Most meatloaves are by definition a simple (and even vaguely unattractive) affair, and it's all good because the proof is in the pudding, so to speak, in how they taste. Even when a sophisticated chef such as Ina Garten — aka the Barefoot Contessa — throws together a meatloaf, it's bound to come out looking like, well, a brown lump of meat. But what's certain is that a Garten-made meatloaf is going to be delicious. And, in the case of one of the Contessa's recipes for the dish, part of the secret lies in how she shapes the loaf.

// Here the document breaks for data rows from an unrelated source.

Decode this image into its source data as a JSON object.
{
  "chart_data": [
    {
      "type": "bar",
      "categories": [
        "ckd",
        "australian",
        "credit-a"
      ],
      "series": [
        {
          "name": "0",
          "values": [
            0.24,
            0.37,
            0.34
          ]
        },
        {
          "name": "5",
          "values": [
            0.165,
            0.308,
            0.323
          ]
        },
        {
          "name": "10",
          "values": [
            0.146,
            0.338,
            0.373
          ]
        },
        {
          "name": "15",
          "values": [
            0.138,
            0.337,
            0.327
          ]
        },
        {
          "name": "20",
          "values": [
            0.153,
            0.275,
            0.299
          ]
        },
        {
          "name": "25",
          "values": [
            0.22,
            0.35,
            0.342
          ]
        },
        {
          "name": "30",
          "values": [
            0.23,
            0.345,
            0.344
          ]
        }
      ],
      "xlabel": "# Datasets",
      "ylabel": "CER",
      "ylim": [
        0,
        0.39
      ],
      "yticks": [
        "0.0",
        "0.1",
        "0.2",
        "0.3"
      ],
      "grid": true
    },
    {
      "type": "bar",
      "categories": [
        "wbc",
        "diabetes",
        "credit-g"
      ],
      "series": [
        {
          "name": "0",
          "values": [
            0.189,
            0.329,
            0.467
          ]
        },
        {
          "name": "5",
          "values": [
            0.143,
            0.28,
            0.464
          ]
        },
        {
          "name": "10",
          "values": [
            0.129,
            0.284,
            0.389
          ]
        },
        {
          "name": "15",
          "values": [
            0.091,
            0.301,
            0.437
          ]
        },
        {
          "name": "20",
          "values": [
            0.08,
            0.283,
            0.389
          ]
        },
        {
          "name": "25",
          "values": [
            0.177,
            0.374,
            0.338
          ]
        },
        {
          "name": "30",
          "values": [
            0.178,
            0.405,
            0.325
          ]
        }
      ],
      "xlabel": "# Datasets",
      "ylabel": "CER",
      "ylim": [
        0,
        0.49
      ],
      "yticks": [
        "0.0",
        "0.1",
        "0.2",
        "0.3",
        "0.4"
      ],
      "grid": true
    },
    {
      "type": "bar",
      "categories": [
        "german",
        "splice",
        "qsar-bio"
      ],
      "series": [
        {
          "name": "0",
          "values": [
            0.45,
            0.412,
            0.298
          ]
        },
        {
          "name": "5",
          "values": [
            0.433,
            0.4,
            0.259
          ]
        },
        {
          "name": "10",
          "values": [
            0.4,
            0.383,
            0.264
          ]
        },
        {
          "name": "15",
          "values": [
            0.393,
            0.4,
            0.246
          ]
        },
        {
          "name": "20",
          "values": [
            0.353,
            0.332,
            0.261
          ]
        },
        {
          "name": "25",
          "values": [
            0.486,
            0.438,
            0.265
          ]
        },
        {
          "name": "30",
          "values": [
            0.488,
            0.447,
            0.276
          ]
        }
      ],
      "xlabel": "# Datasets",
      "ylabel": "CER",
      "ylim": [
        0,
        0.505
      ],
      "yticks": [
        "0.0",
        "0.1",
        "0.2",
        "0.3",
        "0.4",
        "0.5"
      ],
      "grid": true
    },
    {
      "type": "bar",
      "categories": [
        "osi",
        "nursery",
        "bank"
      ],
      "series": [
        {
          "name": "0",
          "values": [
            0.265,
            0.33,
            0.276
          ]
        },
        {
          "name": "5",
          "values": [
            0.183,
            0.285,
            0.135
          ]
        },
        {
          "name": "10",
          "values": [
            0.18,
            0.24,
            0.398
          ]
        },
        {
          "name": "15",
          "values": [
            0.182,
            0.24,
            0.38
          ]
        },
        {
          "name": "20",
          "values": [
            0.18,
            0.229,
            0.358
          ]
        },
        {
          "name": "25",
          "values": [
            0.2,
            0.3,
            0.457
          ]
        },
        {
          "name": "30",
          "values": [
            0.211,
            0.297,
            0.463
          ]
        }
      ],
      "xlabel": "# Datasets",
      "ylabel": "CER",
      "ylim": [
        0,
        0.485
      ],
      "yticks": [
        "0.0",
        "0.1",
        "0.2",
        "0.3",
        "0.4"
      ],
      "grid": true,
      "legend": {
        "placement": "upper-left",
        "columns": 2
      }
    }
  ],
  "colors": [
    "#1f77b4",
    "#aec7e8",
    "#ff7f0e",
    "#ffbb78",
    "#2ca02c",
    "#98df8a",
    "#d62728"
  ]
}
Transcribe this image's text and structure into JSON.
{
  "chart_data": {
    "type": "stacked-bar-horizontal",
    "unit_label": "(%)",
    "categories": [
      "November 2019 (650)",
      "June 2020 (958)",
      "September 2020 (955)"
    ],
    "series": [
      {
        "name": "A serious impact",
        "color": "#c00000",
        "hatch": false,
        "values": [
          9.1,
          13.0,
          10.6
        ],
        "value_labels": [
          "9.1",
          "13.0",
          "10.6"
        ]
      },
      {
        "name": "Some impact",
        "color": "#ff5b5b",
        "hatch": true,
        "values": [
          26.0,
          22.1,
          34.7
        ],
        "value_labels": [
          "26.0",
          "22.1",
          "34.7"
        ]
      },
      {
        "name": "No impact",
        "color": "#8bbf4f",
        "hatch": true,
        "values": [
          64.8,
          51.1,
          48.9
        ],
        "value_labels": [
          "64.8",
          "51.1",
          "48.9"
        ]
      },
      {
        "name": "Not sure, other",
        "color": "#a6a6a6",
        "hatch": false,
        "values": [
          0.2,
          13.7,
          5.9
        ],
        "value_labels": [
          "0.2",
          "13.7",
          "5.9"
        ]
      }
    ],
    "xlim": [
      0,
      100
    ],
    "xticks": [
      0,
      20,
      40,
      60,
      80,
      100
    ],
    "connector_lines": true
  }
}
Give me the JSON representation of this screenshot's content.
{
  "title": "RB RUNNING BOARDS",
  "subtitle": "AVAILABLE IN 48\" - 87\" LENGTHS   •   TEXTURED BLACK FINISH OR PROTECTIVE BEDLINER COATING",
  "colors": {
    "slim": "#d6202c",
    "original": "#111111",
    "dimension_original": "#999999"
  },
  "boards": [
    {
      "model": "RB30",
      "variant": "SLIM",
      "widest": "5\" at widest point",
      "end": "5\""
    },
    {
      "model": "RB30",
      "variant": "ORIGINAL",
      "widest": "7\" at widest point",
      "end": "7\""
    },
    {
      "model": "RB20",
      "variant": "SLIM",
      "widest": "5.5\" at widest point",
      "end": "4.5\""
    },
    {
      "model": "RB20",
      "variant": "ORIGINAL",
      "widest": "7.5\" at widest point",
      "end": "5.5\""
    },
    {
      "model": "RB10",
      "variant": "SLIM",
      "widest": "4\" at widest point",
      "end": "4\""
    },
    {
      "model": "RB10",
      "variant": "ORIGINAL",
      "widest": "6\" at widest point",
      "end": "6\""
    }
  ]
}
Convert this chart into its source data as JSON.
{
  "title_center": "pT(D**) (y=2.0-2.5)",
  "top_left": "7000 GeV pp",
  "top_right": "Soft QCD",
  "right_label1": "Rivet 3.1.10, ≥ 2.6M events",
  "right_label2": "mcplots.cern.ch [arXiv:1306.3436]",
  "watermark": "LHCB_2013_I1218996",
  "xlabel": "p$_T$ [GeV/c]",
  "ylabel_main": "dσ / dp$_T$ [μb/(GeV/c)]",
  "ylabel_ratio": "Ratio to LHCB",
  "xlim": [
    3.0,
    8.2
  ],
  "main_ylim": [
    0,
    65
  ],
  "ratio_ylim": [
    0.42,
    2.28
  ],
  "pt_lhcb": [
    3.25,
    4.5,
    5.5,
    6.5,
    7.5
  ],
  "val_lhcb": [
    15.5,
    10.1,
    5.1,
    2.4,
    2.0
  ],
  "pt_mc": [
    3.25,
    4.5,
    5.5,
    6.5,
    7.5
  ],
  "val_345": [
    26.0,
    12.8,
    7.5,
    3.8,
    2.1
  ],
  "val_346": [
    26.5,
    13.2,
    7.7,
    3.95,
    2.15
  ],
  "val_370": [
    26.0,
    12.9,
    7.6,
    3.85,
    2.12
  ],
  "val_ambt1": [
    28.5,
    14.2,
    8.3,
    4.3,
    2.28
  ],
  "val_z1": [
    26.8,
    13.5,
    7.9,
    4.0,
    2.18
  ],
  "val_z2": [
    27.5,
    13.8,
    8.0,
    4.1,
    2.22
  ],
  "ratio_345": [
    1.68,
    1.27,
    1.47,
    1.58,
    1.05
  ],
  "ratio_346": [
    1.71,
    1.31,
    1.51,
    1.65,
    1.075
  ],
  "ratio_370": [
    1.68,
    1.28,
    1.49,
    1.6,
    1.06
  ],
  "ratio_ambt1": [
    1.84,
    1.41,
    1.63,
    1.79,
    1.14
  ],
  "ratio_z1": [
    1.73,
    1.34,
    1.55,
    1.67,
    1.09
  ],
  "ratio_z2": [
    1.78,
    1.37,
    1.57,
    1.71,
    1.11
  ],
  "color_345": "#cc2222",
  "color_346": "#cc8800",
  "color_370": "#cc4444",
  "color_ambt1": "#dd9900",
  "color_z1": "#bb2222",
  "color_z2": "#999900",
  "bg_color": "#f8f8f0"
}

Ina Garten pats out the meat on a sheet pan instead of using a loaf pan

While meatloaf is generally a very easy dish to make, it can be prone to certain pitfalls, such as coming out dry as a result of using ground meat that's too lean or turning out tough because you've overmixed the ingredients (via Eat This, Not That!). Another problem that can befall meatloaf is uneven cooking — when a thinner part of the loaf gets overdone and dry before a thicker part even finishes cooking. But wherever there are cooking snafus, Ina Garten seems to have a solution and her approach to meatloaf is no exception.

In a Food Network video showing Garten preparing her meatloaf recipe, the Barefoot Contessa ditches a loaf pan altogether, instead shaping her meatloaf mixture on top of a parchment-lined baking sheet. Using her hands, Garten pats out an oblong shape, making sure that the meatloaf is the same thickness at every point, instead of thicker in some parts and thinner than others. "If it's thicker at one part than the other, part of it will overcook," she explains. So if you've been plagued by unevenly cooked meatloaf in the past, it might be time to try Garten's method and reach for a sheet pan instead of a loaf pan.